— Bonne chasse ! Bien du plaisir à M. d’Escorral et à la compagnie !

Ève apparut, un petit sac à la main, alerte, décidée, coiffée d’un feutre d’homme qu’ornait une simple plume de coq, vêtue d’un costume de velours qui semblait taillé dans le même drap que la culotte de son père. La gêne que pouvait produire parmi les vieux la présence révolutionnaire d’une femme dans la bande fut de courte durée. Ève demanda tout de suite à déjeuner, but comme un homme, lança deux ou trois jurons, releva vertement le jeune Gonteyrac qui, croyant devoir se comporter avec elle comme dans un salon, lui offrait sa place, à l’ombre :

— Ici, je ne suis qu’un chasseur… Vous entendez, les autres ?

Le clan des vieux fut dompté ou charmé, en tout cas conquis. Huit heures. Gentil Peyrigot ronchonnait déjà, là-haut, et les quatre grands diables de chevaux rouges s’impatientaient, émiettant sous leurs rudes sabots les pierres du chemin, faisant jaillir chaque fois la poussière, comme une menue explosion aux flammes laiteuses.

— Tout le monde est là ? demanda Sulpice d’Escorral…

— Tout le monde.

— En route !

Mais un petit laquais miteux apparut alors sur la berge, agitant un pli au bout de son bras maigre.

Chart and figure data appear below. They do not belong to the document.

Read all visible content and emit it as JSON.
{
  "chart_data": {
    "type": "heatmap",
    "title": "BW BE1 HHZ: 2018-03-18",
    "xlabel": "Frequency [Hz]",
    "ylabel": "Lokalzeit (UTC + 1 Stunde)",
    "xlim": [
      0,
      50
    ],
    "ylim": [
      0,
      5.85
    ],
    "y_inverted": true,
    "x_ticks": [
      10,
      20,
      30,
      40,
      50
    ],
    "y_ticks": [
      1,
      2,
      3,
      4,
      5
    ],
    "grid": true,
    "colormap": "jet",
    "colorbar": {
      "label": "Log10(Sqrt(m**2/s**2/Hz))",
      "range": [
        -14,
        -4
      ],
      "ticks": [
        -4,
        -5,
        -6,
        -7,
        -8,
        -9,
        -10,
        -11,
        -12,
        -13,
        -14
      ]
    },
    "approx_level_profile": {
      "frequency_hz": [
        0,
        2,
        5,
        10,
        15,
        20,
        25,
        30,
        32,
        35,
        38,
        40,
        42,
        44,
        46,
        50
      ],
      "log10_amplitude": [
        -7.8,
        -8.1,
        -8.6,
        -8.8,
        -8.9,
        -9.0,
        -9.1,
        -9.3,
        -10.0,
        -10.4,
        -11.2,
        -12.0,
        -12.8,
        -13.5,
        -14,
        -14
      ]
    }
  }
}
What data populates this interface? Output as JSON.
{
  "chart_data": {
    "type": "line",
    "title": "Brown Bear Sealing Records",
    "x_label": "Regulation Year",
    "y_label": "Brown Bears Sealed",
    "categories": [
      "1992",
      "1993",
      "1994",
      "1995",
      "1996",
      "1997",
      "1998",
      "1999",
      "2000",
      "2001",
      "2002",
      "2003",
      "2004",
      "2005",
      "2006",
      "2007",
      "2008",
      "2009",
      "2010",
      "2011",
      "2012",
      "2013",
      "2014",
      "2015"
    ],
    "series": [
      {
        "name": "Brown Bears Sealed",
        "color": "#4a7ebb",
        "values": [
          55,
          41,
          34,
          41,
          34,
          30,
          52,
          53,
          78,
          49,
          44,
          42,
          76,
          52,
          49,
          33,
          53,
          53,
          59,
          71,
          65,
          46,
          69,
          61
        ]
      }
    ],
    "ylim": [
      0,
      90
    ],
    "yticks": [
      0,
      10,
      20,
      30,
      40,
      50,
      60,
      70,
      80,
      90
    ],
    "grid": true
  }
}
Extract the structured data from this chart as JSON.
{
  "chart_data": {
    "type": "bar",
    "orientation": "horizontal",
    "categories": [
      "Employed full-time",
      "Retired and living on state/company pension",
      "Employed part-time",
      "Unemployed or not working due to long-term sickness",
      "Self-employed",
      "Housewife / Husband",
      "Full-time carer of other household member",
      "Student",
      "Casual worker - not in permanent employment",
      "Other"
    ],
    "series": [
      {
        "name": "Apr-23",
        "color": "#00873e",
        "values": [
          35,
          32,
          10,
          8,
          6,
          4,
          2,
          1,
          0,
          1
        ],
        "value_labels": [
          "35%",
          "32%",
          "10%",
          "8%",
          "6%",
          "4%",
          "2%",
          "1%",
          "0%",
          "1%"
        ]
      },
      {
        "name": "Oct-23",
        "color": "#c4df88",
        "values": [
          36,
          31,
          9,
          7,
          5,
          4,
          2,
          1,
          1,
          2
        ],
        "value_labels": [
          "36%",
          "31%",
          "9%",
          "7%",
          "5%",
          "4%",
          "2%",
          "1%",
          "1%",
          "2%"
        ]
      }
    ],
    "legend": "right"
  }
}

Il y eut un moment d’angoisse ; les sourcils du marquis s’étaient froncés sinistrement… Qui donc faisait faux-bond ?… Ouf ! ce n’était que ce nigaud de Georges de Combrazot, qui se prétendait malade…

— Si ce n’est que ça ! s’écria le marquis dont le visage s’éclaira de nouveau…

— Si ce n’est que ça ! reprirent en chœur quelques autres…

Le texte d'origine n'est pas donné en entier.